House advanced bill to decrease cockfighting penalties
The Oklahoma County cockfighting case comes during the final week of the 2023 legislative session, which has featured conversations about whether to eliminate the felony penalties related to cockfighting.
HB 2530, by Rep. J.J. Humphrey (R-Lane) and Sen. Lonnie Paxton (R-Tuttle), proposed allowing counties to vote on whether they wanted the crimes related to cockfighting to be reduced to misdemeanors. The bill initially fell one vote short of advancing out of the House, but a second vote successfully sent the bill to the Senate, where it did not receive a committee hearing.
Legislative rules say the bill remains property of the Senate and could be considered during the 2024 session.
Oklahoma received national attention owing to the bill’s controversial attempt to lessen penalties on a blood sport that 56.2 percent of state voters approved in a 2002 state question.
Supporters of the bill, largely from rural southern Oklahoma, handed out buttons at the Capitol that proclaimed, “My cock, my choice.” Six county sheriffs — in Atoka, Coal, Grady, LeFlore, McClain and Murray counties — signed a letter urging lawmakers to reduce the criminal penalties on cockfighting, arguing that the state is home to a cottage industry of people who breed roosters for fighting and sell them overseas where fighting roosters is legal.
“Currently, Oklahoma is home to 5,000 farms that are safely and responsibly breeding these roosters, contributing over $60 million to the state’s economy. These are the farmers we support and are advocating for in this letter,” the six sheriffs and two dozen other current and former law enforcement officials wrote. “For those caught in the act of cockfighting, Oklahoma is the only state to put a person in prison for up to 10 years upon first offense. This is more severe than second-degree manslaughter or rape, egregious offenses harming other humans. The existence of these 5,000 farms are not a threat to our communities, and our law enforcement officers’ limited resources should remain focused on preventing and deterring crimes that truly threaten the safety and wellbeing of people in our communities.”
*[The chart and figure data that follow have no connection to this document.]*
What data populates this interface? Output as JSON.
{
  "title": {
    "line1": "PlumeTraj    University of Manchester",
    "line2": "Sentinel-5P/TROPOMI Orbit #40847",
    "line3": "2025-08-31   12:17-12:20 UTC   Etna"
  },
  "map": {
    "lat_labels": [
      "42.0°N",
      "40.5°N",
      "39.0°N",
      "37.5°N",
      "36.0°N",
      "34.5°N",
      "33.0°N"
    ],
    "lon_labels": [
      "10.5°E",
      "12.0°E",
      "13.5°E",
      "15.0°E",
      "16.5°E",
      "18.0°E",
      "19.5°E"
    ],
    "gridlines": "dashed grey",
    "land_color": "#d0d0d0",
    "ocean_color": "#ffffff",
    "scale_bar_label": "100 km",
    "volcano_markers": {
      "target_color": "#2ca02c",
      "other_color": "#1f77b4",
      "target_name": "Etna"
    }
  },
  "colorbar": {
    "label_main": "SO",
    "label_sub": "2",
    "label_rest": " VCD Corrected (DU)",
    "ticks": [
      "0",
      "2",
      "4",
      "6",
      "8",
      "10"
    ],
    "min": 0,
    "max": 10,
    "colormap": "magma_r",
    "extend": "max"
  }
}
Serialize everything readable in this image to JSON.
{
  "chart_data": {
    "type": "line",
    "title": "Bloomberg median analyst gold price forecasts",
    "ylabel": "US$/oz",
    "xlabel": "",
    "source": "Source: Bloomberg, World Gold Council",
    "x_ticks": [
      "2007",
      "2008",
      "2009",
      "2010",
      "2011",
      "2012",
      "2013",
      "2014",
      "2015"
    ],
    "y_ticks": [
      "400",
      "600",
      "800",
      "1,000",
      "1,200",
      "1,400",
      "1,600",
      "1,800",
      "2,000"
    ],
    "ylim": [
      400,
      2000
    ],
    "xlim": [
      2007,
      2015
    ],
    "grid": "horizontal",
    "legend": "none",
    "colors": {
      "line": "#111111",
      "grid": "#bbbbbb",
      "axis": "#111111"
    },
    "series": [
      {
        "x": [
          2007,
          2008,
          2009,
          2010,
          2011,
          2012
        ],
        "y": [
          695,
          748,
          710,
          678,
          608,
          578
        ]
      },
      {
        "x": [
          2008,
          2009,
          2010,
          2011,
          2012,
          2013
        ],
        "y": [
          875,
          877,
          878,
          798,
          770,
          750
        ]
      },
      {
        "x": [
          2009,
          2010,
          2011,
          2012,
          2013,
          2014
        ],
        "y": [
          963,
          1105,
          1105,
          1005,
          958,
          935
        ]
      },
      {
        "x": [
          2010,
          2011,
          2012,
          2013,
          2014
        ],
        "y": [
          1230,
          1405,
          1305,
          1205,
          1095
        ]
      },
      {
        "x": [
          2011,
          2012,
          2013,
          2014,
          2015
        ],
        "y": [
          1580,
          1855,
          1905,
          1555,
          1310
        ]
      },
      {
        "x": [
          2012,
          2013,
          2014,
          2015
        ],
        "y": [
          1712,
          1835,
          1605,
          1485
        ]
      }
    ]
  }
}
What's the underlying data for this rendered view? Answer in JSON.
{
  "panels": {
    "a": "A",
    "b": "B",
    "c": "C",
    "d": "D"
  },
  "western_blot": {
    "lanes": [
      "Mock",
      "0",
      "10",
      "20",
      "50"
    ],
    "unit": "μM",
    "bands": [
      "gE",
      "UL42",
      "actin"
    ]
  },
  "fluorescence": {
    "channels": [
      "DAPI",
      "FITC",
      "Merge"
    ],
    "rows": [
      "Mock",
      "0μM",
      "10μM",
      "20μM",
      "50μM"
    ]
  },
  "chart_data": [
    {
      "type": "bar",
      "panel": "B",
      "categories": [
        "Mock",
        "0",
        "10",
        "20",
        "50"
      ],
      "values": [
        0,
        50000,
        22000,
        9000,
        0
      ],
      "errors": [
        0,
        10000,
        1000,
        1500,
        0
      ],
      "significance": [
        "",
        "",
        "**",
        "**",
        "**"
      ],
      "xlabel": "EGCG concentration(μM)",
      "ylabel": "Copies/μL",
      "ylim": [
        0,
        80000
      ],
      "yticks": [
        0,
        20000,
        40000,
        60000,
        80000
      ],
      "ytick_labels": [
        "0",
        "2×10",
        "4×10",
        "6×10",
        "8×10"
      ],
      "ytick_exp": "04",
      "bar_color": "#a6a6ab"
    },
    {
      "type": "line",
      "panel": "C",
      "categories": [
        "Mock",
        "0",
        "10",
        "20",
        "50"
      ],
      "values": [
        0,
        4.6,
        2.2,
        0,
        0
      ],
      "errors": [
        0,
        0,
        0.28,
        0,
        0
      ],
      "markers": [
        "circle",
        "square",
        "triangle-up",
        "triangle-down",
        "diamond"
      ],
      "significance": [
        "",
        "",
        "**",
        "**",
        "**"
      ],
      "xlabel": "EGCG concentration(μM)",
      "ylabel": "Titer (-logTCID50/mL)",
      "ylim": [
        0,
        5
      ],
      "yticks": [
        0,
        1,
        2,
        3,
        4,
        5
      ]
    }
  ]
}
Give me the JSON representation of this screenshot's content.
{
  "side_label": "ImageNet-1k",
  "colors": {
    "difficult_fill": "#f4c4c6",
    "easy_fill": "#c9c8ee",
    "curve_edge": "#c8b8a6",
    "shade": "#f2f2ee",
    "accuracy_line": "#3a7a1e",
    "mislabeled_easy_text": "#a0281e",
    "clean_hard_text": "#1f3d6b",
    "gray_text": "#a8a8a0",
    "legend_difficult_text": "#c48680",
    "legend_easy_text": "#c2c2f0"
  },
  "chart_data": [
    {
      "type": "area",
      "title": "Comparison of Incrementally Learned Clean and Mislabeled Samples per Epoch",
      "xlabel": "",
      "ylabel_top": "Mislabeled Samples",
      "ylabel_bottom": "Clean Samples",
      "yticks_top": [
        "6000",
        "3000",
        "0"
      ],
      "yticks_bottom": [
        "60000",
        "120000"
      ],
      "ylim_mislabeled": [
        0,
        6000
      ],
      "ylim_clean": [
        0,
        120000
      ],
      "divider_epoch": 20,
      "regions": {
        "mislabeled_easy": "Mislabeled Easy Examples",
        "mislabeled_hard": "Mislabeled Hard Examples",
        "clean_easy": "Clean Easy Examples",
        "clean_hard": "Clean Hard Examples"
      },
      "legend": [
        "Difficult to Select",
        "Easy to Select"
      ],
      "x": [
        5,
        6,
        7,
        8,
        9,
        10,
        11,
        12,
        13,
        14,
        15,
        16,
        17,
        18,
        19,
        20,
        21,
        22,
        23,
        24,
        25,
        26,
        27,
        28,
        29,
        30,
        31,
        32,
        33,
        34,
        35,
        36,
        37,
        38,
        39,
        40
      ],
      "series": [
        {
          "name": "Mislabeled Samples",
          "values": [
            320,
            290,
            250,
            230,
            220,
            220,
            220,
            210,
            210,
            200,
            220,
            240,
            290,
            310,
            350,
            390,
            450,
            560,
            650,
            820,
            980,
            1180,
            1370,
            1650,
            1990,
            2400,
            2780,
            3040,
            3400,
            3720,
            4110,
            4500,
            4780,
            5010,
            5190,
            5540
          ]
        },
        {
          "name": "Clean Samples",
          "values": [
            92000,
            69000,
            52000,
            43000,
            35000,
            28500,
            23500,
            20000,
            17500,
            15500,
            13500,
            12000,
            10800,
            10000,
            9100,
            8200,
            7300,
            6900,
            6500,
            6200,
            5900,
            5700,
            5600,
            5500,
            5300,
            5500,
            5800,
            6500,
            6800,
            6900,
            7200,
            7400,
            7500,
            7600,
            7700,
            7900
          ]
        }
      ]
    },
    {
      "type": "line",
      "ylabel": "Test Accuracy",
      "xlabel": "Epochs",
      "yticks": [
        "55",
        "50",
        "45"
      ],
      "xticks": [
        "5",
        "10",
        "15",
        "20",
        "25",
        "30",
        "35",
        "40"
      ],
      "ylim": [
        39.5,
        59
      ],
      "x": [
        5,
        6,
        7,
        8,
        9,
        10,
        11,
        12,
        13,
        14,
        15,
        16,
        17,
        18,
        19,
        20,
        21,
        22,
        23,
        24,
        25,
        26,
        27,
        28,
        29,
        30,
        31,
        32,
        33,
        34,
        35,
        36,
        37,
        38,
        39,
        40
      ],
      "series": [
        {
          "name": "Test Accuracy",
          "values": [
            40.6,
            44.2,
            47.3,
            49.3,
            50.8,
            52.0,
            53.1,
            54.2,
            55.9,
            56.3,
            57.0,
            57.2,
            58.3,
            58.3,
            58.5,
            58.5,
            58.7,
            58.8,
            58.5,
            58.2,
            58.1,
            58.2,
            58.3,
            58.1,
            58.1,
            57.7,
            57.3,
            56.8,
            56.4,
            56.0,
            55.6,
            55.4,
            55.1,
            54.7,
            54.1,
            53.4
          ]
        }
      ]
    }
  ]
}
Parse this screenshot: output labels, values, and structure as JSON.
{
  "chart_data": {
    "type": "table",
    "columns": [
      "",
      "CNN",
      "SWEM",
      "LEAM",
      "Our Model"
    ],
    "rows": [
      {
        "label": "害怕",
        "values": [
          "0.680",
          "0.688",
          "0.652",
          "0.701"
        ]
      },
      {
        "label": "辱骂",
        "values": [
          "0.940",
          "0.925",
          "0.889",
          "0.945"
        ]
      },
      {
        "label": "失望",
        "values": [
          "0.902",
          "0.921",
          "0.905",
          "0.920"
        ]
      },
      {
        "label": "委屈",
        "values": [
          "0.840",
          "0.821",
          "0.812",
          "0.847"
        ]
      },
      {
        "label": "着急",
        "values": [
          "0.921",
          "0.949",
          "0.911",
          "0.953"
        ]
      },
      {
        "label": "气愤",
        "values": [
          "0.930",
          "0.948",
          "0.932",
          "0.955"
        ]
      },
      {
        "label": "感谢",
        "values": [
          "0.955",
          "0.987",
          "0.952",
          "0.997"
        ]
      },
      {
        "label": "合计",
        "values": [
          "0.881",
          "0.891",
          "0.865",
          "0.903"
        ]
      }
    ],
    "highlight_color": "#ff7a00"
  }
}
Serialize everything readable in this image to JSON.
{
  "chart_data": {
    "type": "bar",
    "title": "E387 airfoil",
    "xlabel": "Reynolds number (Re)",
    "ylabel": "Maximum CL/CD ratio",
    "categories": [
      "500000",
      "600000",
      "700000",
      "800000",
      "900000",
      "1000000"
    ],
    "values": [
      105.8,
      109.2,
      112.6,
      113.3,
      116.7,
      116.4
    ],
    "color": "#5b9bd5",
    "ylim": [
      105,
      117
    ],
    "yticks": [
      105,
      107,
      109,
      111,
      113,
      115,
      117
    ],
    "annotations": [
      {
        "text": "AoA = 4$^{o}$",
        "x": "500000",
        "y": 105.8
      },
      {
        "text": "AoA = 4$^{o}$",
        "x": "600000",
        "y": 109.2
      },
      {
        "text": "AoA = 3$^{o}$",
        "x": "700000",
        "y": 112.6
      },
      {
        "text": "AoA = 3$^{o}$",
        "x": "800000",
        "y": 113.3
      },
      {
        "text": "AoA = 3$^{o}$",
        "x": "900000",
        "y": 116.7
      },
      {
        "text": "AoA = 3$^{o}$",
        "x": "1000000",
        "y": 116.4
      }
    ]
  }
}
The letter befuddled many lawmakers who voted against the bill, and animal rights activists alleged that law enforcement officials were explicitly protecting rooster ranchers and refusing to enforce the law against those raising the birds and fighting them in practice matches to judge which animal is the most vicious and most valuable.
A March poll released by Cole Hargrave Snodgrass & Associates found 87 percent of respondents believing that cockfighting should be illegal.
“If political leaders pay heed to the views of values of Oklahomans, the debate over cockfighting ends today,” Wayne Pacelle, president of Animal Wellness Action, said in a March 29 press release about the poll. “Cockfighting is the very definition of barbarism and backwardness and that’s how Oklahomans from every part of the state see it. The poll also reveals that voters will be harsh in their judgments of lawmakers who favor efforts to promote the crime of animal fighting and the other illicit conduct entangled with it.”